Back by popular demand and fully befitting the status of the annual Queen stage, double points will be earned yet again on the slopes of Old Winch hill.
A repeat of last year’s toughest segment, over what must be the most popular of local climbs, this segment will continue the tradition of offering the longest and most demanding challenge of the year’s competition.
Just over four and a half miles of mixed terrain, will present the stiffest of challenges to any rider’s overall fitness. This variety guarantees no single ‘type’ of rider will gain any appreciable advantage over another. Climbers, Rouleurs and Puncheurs alike will find some aspect that that may favour their talents.
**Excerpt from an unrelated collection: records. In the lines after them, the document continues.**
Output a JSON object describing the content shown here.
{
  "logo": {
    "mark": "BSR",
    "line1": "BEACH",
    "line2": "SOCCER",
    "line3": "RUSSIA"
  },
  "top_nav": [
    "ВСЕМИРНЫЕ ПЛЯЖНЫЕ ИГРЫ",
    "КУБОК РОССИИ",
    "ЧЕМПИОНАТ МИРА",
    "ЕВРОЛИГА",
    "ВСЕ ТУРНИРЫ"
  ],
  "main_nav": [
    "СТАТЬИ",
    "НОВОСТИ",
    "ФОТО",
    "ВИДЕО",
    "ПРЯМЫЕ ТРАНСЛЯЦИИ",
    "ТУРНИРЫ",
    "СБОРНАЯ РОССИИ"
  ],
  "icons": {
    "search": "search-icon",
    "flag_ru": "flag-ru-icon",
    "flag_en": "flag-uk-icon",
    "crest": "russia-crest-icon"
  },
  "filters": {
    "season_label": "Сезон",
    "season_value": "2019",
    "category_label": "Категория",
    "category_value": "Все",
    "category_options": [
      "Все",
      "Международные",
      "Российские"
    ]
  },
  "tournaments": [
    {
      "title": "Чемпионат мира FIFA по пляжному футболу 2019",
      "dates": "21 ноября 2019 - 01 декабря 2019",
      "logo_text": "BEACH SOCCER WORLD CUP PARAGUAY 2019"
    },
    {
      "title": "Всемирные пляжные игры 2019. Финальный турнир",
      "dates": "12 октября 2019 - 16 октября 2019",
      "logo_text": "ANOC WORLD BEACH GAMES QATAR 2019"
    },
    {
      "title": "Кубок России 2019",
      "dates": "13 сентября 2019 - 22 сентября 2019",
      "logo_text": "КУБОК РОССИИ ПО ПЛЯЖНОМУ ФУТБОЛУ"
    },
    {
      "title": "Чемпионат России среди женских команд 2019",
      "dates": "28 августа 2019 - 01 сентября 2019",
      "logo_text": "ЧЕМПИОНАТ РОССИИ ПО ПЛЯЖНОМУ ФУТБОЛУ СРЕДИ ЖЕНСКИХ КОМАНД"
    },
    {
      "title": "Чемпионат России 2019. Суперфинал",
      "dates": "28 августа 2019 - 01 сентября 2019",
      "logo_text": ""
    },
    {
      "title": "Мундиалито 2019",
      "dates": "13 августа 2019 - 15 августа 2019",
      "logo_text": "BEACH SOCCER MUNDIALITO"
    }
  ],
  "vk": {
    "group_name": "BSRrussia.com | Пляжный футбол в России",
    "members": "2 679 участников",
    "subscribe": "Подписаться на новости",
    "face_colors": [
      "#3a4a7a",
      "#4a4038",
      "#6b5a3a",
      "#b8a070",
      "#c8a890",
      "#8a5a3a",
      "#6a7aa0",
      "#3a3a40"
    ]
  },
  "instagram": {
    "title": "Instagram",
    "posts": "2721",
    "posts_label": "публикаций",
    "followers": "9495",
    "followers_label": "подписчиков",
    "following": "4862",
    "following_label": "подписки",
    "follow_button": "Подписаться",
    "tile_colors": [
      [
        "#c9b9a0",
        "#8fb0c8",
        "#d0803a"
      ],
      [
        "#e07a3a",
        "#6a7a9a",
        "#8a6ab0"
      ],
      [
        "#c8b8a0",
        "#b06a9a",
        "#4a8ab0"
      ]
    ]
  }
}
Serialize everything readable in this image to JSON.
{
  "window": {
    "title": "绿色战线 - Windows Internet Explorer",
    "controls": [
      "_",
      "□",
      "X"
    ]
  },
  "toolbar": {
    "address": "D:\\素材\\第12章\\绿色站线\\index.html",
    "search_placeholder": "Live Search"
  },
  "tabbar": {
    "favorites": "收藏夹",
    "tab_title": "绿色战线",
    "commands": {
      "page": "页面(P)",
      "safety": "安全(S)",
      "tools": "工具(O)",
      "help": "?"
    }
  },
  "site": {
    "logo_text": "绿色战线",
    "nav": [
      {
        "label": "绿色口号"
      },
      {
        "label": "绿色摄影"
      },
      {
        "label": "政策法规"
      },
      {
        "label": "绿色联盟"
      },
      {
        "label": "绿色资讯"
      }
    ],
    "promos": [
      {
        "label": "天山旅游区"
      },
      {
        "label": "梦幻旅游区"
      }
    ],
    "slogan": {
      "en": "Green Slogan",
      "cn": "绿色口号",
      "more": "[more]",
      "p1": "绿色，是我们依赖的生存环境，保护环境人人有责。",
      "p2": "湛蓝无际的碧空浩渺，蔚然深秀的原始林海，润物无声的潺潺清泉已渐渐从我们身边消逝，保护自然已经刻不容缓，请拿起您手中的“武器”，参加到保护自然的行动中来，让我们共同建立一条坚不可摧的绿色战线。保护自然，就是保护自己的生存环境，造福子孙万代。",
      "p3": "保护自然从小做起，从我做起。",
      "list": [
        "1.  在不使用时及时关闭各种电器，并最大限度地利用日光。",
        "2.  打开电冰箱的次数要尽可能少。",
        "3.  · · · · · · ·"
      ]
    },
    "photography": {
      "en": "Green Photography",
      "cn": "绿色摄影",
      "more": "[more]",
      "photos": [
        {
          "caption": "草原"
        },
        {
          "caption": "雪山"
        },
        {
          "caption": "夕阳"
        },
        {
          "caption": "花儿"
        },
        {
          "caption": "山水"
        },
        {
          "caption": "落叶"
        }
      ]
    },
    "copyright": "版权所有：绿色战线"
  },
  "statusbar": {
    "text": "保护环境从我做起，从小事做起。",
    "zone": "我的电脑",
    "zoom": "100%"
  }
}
As per last year, the segment begins a few feet into the initial hill section of Hayden Lane, as you leave the village of Warnford behind you. This first section is steep, rising to 15% in places and you will need to carefully temper your initial effort to avoid blowing up before the challenge has properly started.
Cresting the first rise brings welcome relief as the road pitches down and then takes a quick left-right twist, crossing the old disused Meon Line railway. Be extra vigilant for any oncoming traffic at this point.
The main climb then begins with an initial short ramp followed by a progressive and not too steep push up towards the point where Hayden lane is met by Old Winchester Hill Lane on your left. Pacing this section effectively will be an important part of any successful attempt, needing to be hard enough to set a good tempo, but measured enough to leave sufficient in the tank for the remaining road ahead.
Take advantage of a brief respite, as you press on; not stopping for a coffee at Alan’s van, along the false flat that takes you across the ridge of Old Winch hill, before another shorter climb, thankfully with less gradient, that leads to your exit from the wooded section. You then push on over the final peak that marks the approximate halfway point in distance, with over 70% of the climbing now behind you.
The second half of this Queen stage brings with it more rolling terrain, and requires a different approach to power and aerodynamics, as you take the initial downhill to recover and then aim to build speed and momentum, before facing a short and fairly gentle ramp that rolls on into the long and undulating road ahead. Midway you will pass the triangle junction with Coombe hill dropping to your left and the road over to Chidden and Stoke Wood on your right.
At this point the lactate will be building nicely, as you join the Droxford road, carrying on ahead up another gentle ramp, then following the much-needed descent that curves to your left just before the final section.
You must build all the speed you can to help carry you up the final ascent that is steeper and a little longer than it looks, with the view of the Meon valley to your left, as you then enter the wooded area with farm buildings on both sides.
This point signposts the last few hundred meters of the segment and the relatively flat final section will no doubt require an out of the saddle sprint effort to take you to the finish line, which is marked by the small layby on your left, just at the start of the downhill that will eventually take you to the junction with the East Meon road.
Please remember to adhere to whatever the prevailing rules are around social distancing at the time, remain vigilant for oncoming traffic and obey the rules of the road.